Said state House Speaker Laurie Jinkins, D-Tacoma, after the House she runs had torpedoed a compromise bill her own party had crafted: “I’m flummoxed, I’m flummoxed.”
Imagine how state residents feel.
The political system had a year to figure out how hard or soft to go on drugs, along with what treatment plans to put in place. The part about criminal sanctions is tricky and controversial. The part about treatment is not.
Both the Senate and House passed bills that, in the big picture, weren’t wildly different. The Senate said drug possession would be a gross misdemeanor, the House wanted it to be a misdemeanor. Both penalties are down from the previous felony level, which was thrown out by the state Supreme Court in 2021.
But both bills spent most of their focus and money on the treatment side of this issue anyway — on trying to divert drug users away from jail, and creating treatment programs to get them some substance abuse help.
Led by Seattle’s delegation, which for the most part wants to decriminalize hard drugs completely, 25 percent of House Democrats voted no on their own party’s compromise bill. And so it failed.
There are two things most galling about this — and neither has to do with the debate about whether drugs should be a crime.

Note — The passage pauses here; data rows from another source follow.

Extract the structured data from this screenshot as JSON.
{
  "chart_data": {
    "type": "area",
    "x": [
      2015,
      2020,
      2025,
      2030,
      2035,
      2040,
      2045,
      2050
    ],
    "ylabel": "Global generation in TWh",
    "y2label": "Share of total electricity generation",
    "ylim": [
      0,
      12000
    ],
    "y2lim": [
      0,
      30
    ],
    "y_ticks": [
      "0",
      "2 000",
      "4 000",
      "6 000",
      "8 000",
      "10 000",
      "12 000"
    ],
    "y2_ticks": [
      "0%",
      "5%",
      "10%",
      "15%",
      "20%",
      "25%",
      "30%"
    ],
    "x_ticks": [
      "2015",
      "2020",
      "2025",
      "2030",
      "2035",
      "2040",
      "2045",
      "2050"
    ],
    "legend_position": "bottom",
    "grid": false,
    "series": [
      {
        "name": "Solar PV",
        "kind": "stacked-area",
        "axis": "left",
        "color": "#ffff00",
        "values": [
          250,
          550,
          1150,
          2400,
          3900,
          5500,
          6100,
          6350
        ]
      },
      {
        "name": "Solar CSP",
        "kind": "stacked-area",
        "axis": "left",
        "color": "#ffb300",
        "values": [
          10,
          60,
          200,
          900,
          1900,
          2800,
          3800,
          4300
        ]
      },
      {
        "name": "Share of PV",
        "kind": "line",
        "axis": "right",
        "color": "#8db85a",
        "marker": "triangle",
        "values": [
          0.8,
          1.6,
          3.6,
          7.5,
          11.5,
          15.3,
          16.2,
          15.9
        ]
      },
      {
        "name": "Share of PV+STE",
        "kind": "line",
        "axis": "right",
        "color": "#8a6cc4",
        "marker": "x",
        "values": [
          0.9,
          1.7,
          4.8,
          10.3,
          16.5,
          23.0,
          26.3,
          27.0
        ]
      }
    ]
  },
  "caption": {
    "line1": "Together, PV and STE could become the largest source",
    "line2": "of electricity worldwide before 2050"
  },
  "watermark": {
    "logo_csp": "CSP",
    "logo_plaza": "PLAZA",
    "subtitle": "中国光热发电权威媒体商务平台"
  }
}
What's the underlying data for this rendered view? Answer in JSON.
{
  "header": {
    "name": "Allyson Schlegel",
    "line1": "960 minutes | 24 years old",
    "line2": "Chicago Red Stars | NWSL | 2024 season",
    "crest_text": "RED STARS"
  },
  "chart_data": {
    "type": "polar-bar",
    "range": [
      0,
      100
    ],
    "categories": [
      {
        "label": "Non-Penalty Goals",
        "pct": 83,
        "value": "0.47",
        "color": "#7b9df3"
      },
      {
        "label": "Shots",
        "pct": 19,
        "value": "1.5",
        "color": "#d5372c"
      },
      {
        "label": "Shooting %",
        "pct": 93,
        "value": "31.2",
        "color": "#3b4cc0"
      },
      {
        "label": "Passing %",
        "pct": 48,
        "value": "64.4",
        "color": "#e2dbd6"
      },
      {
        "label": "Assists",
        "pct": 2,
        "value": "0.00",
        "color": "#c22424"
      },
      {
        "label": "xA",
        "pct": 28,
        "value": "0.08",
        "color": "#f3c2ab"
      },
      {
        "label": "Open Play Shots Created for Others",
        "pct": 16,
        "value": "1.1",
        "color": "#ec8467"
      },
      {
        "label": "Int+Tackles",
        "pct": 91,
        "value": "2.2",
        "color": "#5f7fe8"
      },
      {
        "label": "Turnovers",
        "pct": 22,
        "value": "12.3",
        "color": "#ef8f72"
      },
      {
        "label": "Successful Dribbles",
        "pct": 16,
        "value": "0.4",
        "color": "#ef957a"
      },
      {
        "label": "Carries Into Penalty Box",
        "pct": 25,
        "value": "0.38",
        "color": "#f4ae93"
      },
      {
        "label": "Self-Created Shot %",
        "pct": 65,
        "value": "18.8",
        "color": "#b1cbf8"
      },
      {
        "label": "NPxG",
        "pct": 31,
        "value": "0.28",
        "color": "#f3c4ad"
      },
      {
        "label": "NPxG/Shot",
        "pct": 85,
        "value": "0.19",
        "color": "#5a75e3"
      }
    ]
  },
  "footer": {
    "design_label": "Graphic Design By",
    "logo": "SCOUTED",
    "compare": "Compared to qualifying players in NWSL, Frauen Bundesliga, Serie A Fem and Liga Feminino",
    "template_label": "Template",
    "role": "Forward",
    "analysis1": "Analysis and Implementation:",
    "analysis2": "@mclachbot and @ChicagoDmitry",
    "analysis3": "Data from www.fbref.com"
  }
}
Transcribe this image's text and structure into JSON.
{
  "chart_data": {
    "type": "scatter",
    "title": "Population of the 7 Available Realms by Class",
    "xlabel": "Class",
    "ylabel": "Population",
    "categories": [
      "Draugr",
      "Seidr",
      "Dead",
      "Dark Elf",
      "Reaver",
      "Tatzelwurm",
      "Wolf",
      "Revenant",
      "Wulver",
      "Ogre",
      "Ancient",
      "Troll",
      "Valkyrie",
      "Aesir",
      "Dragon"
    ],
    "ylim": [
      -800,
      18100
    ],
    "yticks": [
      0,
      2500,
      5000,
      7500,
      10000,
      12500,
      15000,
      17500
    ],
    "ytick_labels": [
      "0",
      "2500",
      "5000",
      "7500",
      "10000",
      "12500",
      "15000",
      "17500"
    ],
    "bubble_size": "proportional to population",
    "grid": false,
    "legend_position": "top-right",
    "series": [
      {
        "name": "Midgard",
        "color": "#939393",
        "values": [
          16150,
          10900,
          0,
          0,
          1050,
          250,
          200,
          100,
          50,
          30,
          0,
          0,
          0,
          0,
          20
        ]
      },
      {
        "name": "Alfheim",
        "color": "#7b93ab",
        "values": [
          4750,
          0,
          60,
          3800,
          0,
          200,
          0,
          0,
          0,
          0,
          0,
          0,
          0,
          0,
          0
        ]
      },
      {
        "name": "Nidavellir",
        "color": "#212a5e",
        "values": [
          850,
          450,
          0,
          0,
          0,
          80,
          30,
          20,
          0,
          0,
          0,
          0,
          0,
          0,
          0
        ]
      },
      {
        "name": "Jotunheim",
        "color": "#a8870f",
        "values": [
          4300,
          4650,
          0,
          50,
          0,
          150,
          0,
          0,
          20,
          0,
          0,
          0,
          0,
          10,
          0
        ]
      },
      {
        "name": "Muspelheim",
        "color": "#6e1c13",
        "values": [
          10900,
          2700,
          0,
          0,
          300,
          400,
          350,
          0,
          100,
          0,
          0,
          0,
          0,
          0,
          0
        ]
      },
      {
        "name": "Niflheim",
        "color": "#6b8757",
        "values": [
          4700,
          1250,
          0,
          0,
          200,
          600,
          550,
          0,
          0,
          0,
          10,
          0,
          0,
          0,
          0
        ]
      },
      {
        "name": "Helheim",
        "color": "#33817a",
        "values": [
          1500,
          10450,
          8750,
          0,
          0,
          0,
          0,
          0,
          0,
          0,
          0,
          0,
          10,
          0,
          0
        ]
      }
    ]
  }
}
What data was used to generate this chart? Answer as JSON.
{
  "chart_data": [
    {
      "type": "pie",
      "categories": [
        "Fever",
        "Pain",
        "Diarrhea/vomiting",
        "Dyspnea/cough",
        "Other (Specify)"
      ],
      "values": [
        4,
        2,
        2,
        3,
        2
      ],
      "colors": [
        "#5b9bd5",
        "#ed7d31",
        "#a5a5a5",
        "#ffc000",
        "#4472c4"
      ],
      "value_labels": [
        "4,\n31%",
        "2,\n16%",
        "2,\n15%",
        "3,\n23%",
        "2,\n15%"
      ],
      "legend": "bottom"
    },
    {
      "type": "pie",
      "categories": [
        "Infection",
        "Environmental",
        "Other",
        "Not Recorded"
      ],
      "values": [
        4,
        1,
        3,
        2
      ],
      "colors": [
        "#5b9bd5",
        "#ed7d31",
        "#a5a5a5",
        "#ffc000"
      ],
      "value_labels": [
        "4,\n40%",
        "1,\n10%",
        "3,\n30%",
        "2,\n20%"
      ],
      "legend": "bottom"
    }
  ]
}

The first is that drug treatment, the part everybody supposedly agrees on and is so desperately needed? A ton of that got thrown out with the rest of the bill.
To give a sense of the urgent stakes: In the time after the state House passed its bill on April 11 until the close of the session April 23, 55 more people died of overdoses in King County alone.
Why not at least pass the treatment parts? They waited to vote on the bill until the final moments of the session, then predictably ran out of time for any fixes. (That they then stood and applauded themselves for adjourning was a real chef’s kiss to the public.)
The other head-shaking thing, which doesn’t bode well going ahead, is that Democrats blamed Republicans for what was their own lack of leadership.
“Their failure to provide any votes for this bill is going to result in methamphetamines, fentanyl and heroin … possession of those drugs being legalized across the state of Washington,” Jinkins said of Republicans.
Sorry, but no. Democrats have an 18-seat majority in the state House, a nine-seat majority in the state Senate, and the governorship. You can’t point at the group that’s on life support and say “they made us fail.”
Sen. Mark Mullet, D-Issaquah, told me: “I don’t know that I’ve seen a party put a bill on the bar to be voted on, and then have it lose and have no plan for what to do after that. I think our party’s main plan was to blame the Republicans and see if that sticks.”
Just embarrassing. This wasn’t some show vote. It was the most consequential policy debate of the year.
I feel bad now for the city and town mayors, who are struggling to get a grip on this scourge. And for the overwhelmed front-line paramedics and substance abuse counselors, who will stay overwhelmed. But mostly for the people out there in the throes of addiction, and even more so their families, who are desperately looking for some answers, for any bit of relief or help their government might provide.
You all deserve much better than this.